September 1, 2019 at 5:46 pm #2882Miriam LloydParticipant
Below is the Delaware state Law concerning dogs on bathing beaches. Not allowing dogs on bathing beaches is the norm and has always been part of Towers Shores rules for as long as I have been a homeowner (over 25 years) to the best of my knowledge.
§ 1702 Dogs on state coastal beaches.
Whoever, being the owner, possessor, harborer or custodian of any dog, allows such dog to be upon the designated swimming or sunbathing area of a state coastal beach strand at any time between May 1 and September 30, inclusive, of any year, except when such dog is on said property on behalf of a law enforcement agency or a blind person, as defined in § 2101 of Title 31, is guilty of a violation and shall be fined not less than $25 nor more than $50. For each subsequent offense, the person shall be fined not less than $50 nor more than $100. “Coastal beach strand” shall mean all that coastal real property between the western base of the dunes and the low water mark except those lands within a municipality which has enacted an ordinance governing the activities of dogs on said real property.

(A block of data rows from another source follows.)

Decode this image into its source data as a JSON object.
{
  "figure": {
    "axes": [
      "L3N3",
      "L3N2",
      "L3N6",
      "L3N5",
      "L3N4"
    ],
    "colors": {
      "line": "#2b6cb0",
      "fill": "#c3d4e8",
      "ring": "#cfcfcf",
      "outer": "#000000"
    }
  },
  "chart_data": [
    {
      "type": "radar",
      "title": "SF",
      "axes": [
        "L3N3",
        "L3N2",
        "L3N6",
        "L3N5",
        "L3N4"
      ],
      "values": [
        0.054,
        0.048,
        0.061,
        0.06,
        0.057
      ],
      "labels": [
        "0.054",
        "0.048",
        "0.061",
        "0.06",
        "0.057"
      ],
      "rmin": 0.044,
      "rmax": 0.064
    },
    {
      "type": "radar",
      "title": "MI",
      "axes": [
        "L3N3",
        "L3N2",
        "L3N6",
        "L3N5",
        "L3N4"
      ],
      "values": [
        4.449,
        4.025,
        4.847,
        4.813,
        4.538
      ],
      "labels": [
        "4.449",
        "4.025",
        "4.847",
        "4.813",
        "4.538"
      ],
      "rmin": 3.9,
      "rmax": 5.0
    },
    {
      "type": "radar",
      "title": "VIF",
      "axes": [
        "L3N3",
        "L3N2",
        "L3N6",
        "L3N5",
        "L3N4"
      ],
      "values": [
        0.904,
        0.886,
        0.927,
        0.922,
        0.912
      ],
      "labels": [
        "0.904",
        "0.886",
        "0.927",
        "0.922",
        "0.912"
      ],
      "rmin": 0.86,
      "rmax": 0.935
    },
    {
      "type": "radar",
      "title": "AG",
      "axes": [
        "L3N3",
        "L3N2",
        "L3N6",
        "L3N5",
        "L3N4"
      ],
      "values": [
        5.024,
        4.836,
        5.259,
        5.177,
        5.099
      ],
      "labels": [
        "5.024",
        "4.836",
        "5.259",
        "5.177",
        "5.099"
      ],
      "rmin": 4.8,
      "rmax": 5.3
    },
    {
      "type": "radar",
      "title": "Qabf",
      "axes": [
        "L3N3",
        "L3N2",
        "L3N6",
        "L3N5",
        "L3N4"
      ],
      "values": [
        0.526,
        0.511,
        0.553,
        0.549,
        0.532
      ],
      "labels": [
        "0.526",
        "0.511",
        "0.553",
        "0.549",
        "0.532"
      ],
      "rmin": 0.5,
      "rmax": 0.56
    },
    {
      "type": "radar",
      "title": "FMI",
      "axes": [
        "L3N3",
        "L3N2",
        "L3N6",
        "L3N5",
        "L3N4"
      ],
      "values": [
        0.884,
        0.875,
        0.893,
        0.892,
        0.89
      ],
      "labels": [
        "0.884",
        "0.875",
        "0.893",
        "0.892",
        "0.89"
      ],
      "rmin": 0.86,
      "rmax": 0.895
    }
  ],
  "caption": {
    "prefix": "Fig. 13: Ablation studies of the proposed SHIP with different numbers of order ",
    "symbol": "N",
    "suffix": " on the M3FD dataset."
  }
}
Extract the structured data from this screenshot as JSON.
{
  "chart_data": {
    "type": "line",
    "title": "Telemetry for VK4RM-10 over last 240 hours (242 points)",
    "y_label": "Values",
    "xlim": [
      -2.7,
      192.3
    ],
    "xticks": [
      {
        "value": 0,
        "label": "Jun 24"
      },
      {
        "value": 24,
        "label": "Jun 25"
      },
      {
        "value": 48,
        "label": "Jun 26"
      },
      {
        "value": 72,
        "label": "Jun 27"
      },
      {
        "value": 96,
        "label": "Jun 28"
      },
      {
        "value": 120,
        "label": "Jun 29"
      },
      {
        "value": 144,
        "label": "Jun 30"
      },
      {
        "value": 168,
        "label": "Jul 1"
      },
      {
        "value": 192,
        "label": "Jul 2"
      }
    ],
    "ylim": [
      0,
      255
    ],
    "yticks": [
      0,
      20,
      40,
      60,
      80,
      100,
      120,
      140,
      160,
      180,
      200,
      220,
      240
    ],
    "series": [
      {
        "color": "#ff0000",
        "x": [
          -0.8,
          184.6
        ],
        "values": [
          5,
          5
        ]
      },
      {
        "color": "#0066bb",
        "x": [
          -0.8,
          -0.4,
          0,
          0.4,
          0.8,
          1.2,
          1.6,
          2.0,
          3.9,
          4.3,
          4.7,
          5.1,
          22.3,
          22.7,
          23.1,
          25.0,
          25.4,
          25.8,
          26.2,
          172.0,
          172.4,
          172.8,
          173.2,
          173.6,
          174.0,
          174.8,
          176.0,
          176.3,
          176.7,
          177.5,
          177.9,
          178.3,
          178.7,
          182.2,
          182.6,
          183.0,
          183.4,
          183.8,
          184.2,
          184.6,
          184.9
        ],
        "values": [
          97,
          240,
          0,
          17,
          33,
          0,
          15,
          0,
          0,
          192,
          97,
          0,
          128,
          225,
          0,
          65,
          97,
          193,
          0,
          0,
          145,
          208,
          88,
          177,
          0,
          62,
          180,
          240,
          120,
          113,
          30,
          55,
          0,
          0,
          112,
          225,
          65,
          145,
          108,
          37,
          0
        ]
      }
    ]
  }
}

September 4, 2019 at 1:41 am #2902Owen KirbyParticipant
I think we should avoid cherry-picking ordinances which suit certain personal preferences, while ignoring others that don’t, and instead come up with some mutually agreed upon arrangement that satisfies all homeowners; hence, the request proposed recently that we allow dogs in the AM (e.g. before 9:00), and then again after say 5:00PM, similar to Dewey, but not as liberal as some neighboring gated communities, which only require leashes at any time of the day. We also must face the fact that: 1) dogs not resident in our community cross “our” beach every day during the season – just this past weekend I noticed dogs being walked along the low water mark a number of times during peak swimming hours; and 2) we cannot prevent the owners of said dogs from walking along “our” shoreline as any jurisdiction Tower Shores might claim over the beach as “private” ends at the property line delimited in the survey of 4/4/19, which is available on the community website.